В 1934 году он снова работал с Арнольдом Фанком на съемках фильма об альпинисте Жаке Бальма — на сей раз в качестве кинооператора, а затем ездил в Каракорум с Международной гималайской экспедицией Гюнтера Оскара Диренфурта, которая забиралась на несколько пиков высотою от 23 до 25 тысяч футов, итогом которой явился противоречивый фильм «Демон Гималаев»: «Вся эта вещь до такой степени идиотская, что к концу картины с трудом вспоминаешь те немногие горные сцены, которые могли бы доставить удовольствие всем альпинистам… Это самая бессодержательная повесть, которая когда-либо была создана», — писал Ханс Лаупер в майском номере «Альпин Джорнэл» за 1935 год.
К тому времени, когда на каком-то этапе в 1935 году Эртль и Лени возобновили знакомство, оба существенно продвинулись в своих карьерах со времен гренландской идиллии, и они с радостью узнали об успехах друг друга. «Лени выглядела сияющей и полной планов относительно нашего сотрудничества», — вспоминал Эртль. Но до нее, пожалуй, могло не дойти сразу, что теперь Эртль куда менее горел желанием играть роль ее раба, чем тогда. Освоив новую профессию, он загорелся страстными амбициями и далеко идущими планами. Теперь они с Рифеншталь были соперниками.
Между тем Геббельс из кожи вон лез, чтобы загнать германскую киноиндустрию под пяту кованого солдатского сапога. Посредством своих различных бюрократических структур Государственная кинопалата распространила свое неусыпное влияние на все аспекты кинопроизводства, и этот контроль систематически ужесточался чередой декретов параллельно с проведением в жизнь других мер по внедрению единомыслия в остальных сферах жизни. 19 января 1934 года, когда полным ходом шла очистка киноиндустрии от лиц неарийской расы, гитлеровский печатный госорган «Фелькишер Беобахтер» опубликовал указ о запрете кинопроизводства, под общественным или частным руководством, кому бы то ни было, кроме членов Палаты.
Всем кинематографистам и кинопредприятиям было указано в 20-дневный срок приписаться к соответствующему отделению Палаты. Вскоре после этого в Третьем рейхе вышел драконовский закон о кинематографе, согласно которому кинофильмы подлежали классификации по их политическим, художественным и просветительским заслугам. Те из них, которые набирали максимальное количество очков, удостаивались и максимального благоприятствования со стороны государства. Все сценарии подлежали просмотру с целью недопущения прохождения сюжетов, противоречащих «духу времени» — читай: жестким моральным и художественным концепциям национал-социализма. Особо остановился Геббельс на экспрессионизме, который, как известно, составлял силу кинематографа Веймарской республики: «Ни в какой среде нам не требуется искусство, которого не существует в жизни, нам не нужны персонажи, которых не встретишь в реальности».

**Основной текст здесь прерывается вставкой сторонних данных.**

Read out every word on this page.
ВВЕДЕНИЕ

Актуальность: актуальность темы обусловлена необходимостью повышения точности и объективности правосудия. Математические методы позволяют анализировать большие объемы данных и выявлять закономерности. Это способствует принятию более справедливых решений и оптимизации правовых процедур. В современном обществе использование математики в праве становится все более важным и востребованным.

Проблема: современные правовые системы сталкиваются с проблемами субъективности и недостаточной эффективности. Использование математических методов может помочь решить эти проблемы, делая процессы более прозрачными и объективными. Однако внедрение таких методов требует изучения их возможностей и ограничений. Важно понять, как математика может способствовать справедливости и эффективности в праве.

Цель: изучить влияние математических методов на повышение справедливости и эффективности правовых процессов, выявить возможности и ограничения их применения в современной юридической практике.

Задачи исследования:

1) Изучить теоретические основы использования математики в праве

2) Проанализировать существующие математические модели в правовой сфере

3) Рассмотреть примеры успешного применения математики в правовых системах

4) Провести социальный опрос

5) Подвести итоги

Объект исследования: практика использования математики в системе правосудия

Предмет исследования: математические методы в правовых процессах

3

Но и будучи законченным, ни один фильм не мог выйти в прокат, если его образы, диалоги и даже музыка не удовлетворяли тридцати трем статьям, содержащимся в новом билле о цензуре. Таким образом, германское кино оказалось в более жестоких тисках, чем где бы то ни было — кроме, разумеется, Советской России. В своей книге «Кино в Третьем рейхе» историк кинематографа Дэвид Стюарт Халл вспоминает лаконичный пресс-релиз того времени: «Доселе киноцензура играла роль негативную. Отныне новое государство берет на себя всю ответственность за создание фильмов. Только благодаря неусыпной опеке и надзору фильмы, противоречащие духу времени, удастся не допустить до выхода на экраны».
Другой ученый — историк экономики Джулиан Петли, — интерпретируя эти события, спорит с Халлом на страницах небольшой брошюрки, подготовленной для Британского института кино в 1979 г. Пети оспаривает точку зрения Халла, что Геббельс подорвал киноиндустрию в Германии. Меры нового режима по установлению «определенной степени контроля» осуществлялись открыто и не встречали повсеместного сопротивления в рамках индустрии — напротив, кинематографисты постоянно теребили правительство просьбами о помощи в решении тех или иных проблем.
Результатом нашествия звукового кино явилась потеря почвы под ногами не только германским, но и в целом европейским кинематографом ввиду массового оттока кадров в Голливуд — и это еще до бегства через Атлантику талантов еврейской крови! В условиях тяжко хворающей индустрии, утверждает Петли, найдется немало таких, которые охотно пожертвуют толикой «свободы» в обмен на финансовые вливания. Соглашаясь с тем, что «по большей части, киноцензура в Третьем рейхе была в высшей степени паранойяльной и тривиальной природы», он тем не менее уверяет, что на деле лишь немногие фильмы запрещались безоговорочно. Остальные обычно «подрезались» и — коль скоро к ним нельзя было прилепить ярлык «антифашистских» — выпускались на экраны.